Abstract
BACKGROUND: Pleural infection is associated with marked local and systemic inflammation leading to significant morbidity. It may be possible to therapeutically augment this response and interleukin-6 is a key signalling cascade in inflammatory pathologies.
METHODS: We performed a prospective observational study recruiting patients with pleural effusions secondary to infection and measured interleukin-6 in matched pleural fluid and serum (n = 76). We subsequently performed a large-scale, two sample Mendelian Randomisation study (1601 cases and 830,709 controls), using genetic variation at IL6R to proxy the effect of interleukin-6 inhibition on pleural infection and overcome confounding inherent in observational analyses.
FINDINGS: Pleural interleukin-6 levels in infection were 5000-fold higher than matched serum levels (median 72,752 pg/ml vs. 15 pg/ml).
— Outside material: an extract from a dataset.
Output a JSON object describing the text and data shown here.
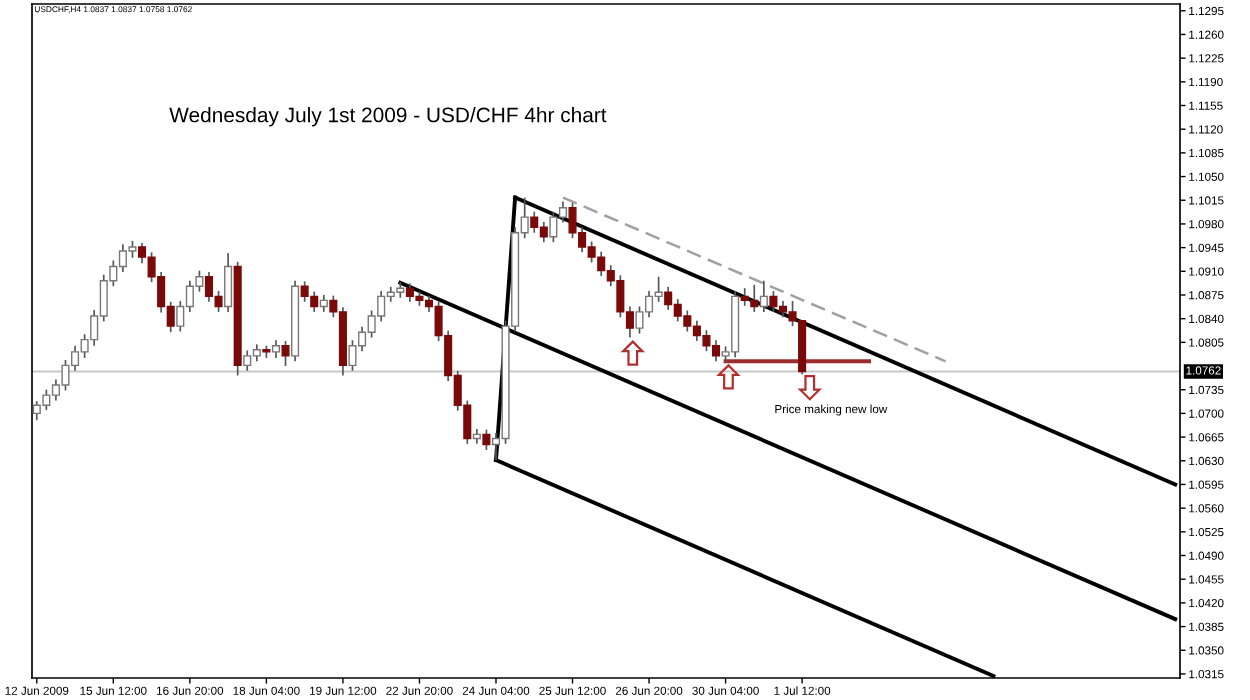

Pleural interleukin-6 predicted systemic inflammation (neutrophil count, C- reactive protein), correlated with clinical markers of disease severity (effusion size, pH, glucose), and was strongly associated with length of hospital stay. In Mendelian randomisation analyses, interleukin-6 inhibition was predicted to have a large protective effect on the incidence of infection (OR 0.23; 95% CI 0.14-0.39 per standard deviation decrease in C- reactive protein). The effect size was larger than that seen in COVID-19 and coronary artery disease, where interleukin-6 inhibition has been successful in trials.
INTERPRETATION: Multiple lines of evidence suggest pleural interleukin-6 drives pathology in pleural infection. Targeting interleukin-6 may hold promise and should be considered in randomised trials.
FUNDING: This study has been funded by the National Institutes of Health and Care Research Bristol Biomedical Research Centre.